As I mentioned earlier, all three lenses are virtually flare free compared to zooms. However, in a high flare scenario, e.g., a strong light source just outside the field of view, flare resistance differs between these lenses when shooting wide open. The nine-element EF 50 2.5 Compact Macro displays almost no ghosting and flare, whereas the seven-element EF 50 1.4 USM and six-element EF 50 1.8 have slightly more pronounced ghosting and flare. Fortunately, stopping down a couple of stops controls flare considerably. Lenses with more elements have more reflective surfaces and, hence, more flare and ghosting. However, the design of the EF 50 2.5 Compact Macro is exceptional as it has more elements, yet less flare. I strongly recommend the use of hoods with all lenses to help control flare.
All three lenses have little or no distortion at normal distances.
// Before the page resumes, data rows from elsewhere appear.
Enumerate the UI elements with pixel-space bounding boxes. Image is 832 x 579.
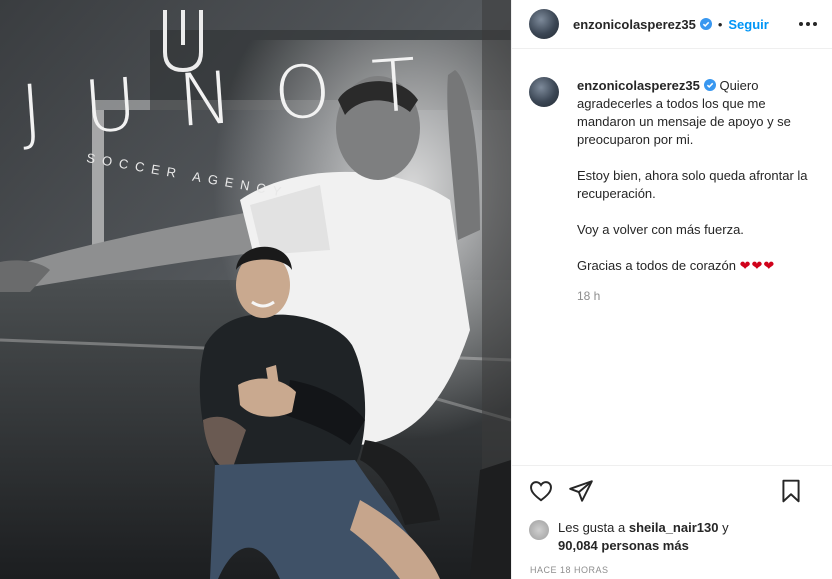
caption-body: enzonicolasperez35 Quiero agradecerles a… bbox=[577, 77, 816, 464]
author-username[interactable]: enzonicolasperez35 bbox=[573, 17, 696, 32]
verified-badge-icon bbox=[699, 18, 712, 30]
bookmark-icon[interactable] bbox=[778, 478, 804, 504]
post-header: enzonicolasperez35 • Seguir bbox=[512, 0, 832, 49]
header-separator: • bbox=[717, 16, 723, 32]
share-icon[interactable] bbox=[568, 478, 594, 504]
likes-text: Les gusta a sheila_nair130 y 90,084 pers… bbox=[558, 519, 729, 555]
instagram-post: JUNOT SOCCER AGENCY enzonicolasperez35 •… bbox=[0, 0, 832, 579]
caption-text-4: Gracias a todos de corazón bbox=[577, 258, 736, 273]
caption-paragraph-1: enzonicolasperez35 Quiero agradecerles a… bbox=[577, 77, 816, 149]
post-side-panel: enzonicolasperez35 • Seguir enzonicolasp… bbox=[511, 0, 832, 579]
likes-prefix: Les gusta a bbox=[558, 520, 626, 535]
caption-text-2: Estoy bien, ahora solo queda afrontar la… bbox=[577, 168, 808, 201]
verified-badge-icon bbox=[703, 79, 716, 91]
caption-avatar[interactable] bbox=[529, 77, 559, 107]
post-actions bbox=[512, 465, 832, 515]
likes-count[interactable]: 90,084 personas más bbox=[558, 538, 689, 553]
caption-paragraph-4: Gracias a todos de corazón ❤❤❤ bbox=[577, 257, 816, 275]
follow-button[interactable]: Seguir bbox=[728, 17, 768, 32]
caption-section: enzonicolasperez35 Quiero agradecerles a… bbox=[512, 49, 832, 464]
likes-conjunction: y bbox=[722, 520, 729, 535]
likes-section: Les gusta a sheila_nair130 y 90,084 pers… bbox=[529, 519, 729, 555]
hearts-emoji: ❤❤❤ bbox=[739, 258, 776, 273]
caption-time[interactable]: 18 h bbox=[577, 287, 816, 305]
caption-text-3: Voy a volver con más fuerza. bbox=[577, 222, 744, 237]
heart-icon[interactable] bbox=[528, 478, 554, 504]
liker-username[interactable]: sheila_nair130 bbox=[629, 520, 719, 535]
post-timestamp[interactable]: HACE 18 HORAS bbox=[530, 565, 609, 575]
author-avatar[interactable] bbox=[529, 9, 559, 39]
liker-avatar[interactable] bbox=[529, 520, 549, 540]
more-options-icon[interactable] bbox=[796, 14, 820, 34]
caption-username[interactable]: enzonicolasperez35 bbox=[577, 78, 700, 93]
post-photo[interactable]: JUNOT SOCCER AGENCY bbox=[0, 0, 511, 579]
Once you get inside the macro range, e.g., 45 cm, both the EF 50 1.8 and EF 50 1.4 USM exhibit considerable barrel distortion, the EF 50 1.4 USM more so than the EF 50 1.8. However, barrel distortion is only apparent with straight lines and isn't noticeable with most natural objects, e.g., rocks and flowers. In contrast, the EF 50 2.5 Compact Macro is flat and distortion free from edge to edge.
Although each lens has small strengths and weaknesses, all three 50s are so good--head and shoulders above most zooms in image quality--you can't go wrong with any of them. Now, if I could only get an EF 50 1.0L USM my 50s collection would be complete!